Shortly after noon on Monday, with a declaration from President Obama designating the First State National Monument, the National Park Service welcomed Delaware into its fold for the first time. (Related: "Obama Declares Monuments to Preserve Pieces of U.S. Heritage.")
President Obama created the monument along with four other national monuments in an Oval Office ceremony alongside Vice President Joe Biden and Secretary of the Interior Ken Salazar, using powers designated under the Antiquities Act of 1906 to recognize historically significant landmarks.
The largest component of the First State National Monument is the Woodlawn property, a 1,100-acre (445-hectare) parcel of land located between Wilmington, Delaware, and Philadelphia, Pennsylvania. The tract was set aside for preservation a century ago by its then owner, textile manufacturer and philanthropist William Bancroft, who hoped the land would eventually become a park. In recent years the property, a portion of which extends into Pennsylvania, has faced increasing pressure from developers.
The other sites included in the First State National Monument are the Old Sheriff's House, Old New Castle Courthouse, New Castle Green, and Dover Green, where, in 1787, Delaware became the first state to ratify the Constitution.
(See photos of Woodlawn and other sites in the historic Brandywine Valley in "History's Backyard" in this month's National Geographic magazine.)
Not the Finish Line
The designation was the result of more than a decade of efforts by conservationists and state officials to secure a park in Delaware.

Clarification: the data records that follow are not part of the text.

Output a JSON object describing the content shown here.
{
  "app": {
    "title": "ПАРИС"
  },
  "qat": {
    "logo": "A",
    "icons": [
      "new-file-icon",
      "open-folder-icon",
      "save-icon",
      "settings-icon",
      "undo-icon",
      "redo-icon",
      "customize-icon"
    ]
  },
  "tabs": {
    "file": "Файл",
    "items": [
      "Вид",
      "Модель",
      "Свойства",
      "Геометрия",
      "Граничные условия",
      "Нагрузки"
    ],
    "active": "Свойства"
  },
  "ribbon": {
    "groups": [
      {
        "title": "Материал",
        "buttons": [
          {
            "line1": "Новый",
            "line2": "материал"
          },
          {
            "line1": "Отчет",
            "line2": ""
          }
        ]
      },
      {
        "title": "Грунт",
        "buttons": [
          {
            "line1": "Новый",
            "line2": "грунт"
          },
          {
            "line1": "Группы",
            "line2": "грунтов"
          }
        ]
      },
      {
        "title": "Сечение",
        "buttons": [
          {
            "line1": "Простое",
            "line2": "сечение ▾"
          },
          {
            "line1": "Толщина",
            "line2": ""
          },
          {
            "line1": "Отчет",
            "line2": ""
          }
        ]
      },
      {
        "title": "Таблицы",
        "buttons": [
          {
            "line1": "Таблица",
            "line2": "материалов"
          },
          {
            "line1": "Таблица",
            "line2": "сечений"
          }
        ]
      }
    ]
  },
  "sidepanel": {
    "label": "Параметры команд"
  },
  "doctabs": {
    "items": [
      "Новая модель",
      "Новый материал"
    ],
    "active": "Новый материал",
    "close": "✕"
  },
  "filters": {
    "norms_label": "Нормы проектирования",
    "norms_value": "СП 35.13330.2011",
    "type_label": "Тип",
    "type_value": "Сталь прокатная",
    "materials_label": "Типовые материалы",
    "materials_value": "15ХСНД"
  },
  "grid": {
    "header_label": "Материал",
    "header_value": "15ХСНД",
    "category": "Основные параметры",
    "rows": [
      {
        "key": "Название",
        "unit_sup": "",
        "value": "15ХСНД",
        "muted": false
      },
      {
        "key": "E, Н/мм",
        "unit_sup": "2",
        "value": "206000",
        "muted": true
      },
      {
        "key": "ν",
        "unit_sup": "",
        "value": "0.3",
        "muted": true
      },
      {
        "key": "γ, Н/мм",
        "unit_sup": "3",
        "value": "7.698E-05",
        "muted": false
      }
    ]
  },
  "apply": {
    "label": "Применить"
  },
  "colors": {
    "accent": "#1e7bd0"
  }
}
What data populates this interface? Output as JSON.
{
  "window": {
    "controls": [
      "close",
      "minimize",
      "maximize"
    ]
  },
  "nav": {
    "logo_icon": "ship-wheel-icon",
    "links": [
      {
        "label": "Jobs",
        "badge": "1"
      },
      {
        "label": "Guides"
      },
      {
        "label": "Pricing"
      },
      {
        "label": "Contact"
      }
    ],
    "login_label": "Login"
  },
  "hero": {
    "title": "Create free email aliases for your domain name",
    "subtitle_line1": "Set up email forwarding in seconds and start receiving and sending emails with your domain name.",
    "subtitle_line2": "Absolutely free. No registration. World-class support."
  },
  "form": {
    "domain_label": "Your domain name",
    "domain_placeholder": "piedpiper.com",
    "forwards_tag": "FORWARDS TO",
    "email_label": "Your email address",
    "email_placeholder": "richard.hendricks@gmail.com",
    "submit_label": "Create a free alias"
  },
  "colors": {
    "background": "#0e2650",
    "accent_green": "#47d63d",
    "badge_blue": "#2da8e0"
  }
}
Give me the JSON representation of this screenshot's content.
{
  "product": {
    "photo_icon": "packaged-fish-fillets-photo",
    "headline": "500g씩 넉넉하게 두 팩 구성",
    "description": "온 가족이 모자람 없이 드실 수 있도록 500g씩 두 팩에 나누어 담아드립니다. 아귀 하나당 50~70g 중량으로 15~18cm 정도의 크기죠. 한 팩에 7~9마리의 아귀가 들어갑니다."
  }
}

Senator Tom Carper, who has pushed for Congress to designate these and additional properties as a national park, said, "This is not the finish line, but it's a very good step toward the end goal, which is a national park for Delaware."
Carper touted the increased exposure and potential economic impact of the designation. "Every year, millions of Americans and countless others from across the world plan their vacations around America's national parks and monuments," Carper said. "After Monday, these visitors will find a new and exciting monument to visit in the First State and our neighbor, the Commonwealth of Pennsylvania."
Blaine Phillips, senior vice president for the Conservation Fund, which donated the Woodlawn property to the National Park Service, called the announcement "a huge victory that accomplished the goal of getting Delaware into the National Park System."
Phillips gave credit to Mt. Cuba Center, a family foundation with an emphasis on horticulture, that donated $20 million to allow the Conservation Fund to purchase the Woodlawn property. "If the game is about momentum, they provided the big push. I don't think we'd be here talking about this if it wasn't for them," Phillips said.
Guaranteed for Future Generations
Inclusion in the National Park System will allow for some improvements of amenities, such as trails where visitors can explore and walk along the Brandywine River. But the most important thing, says Phillips, is that it is now "absolutely guaranteed" that future generations will be able to enjoy these natural and historical treasures.
The Conservation Fund also donated another property designated as a national monument on Monday, the Harriet Tubman Underground Railroad National Monument in Maryland.
In addition to open space, the monument will help preserve important historical sites. Senator Carper noted that "most Delawareans are not fully aware of the role that Delaware played in the early colonial settlement of this country leading up to the ratification of the Constitution. If most Delawareans aren’t aware, you can bet your bottom dollar that people outside the state don’t know."
This declaration brings the number of units in the National Park Service to 403, and gives it a presence in all 50 states for the first time.
Describing the signing ceremony, which culminated with the creation of the monument for the First State, Senator Carper recalled, "The president signed it with a flourish and said 'Delaware at last!'"
President Obama has designated a total of nine national monuments, including four that he created in his first term.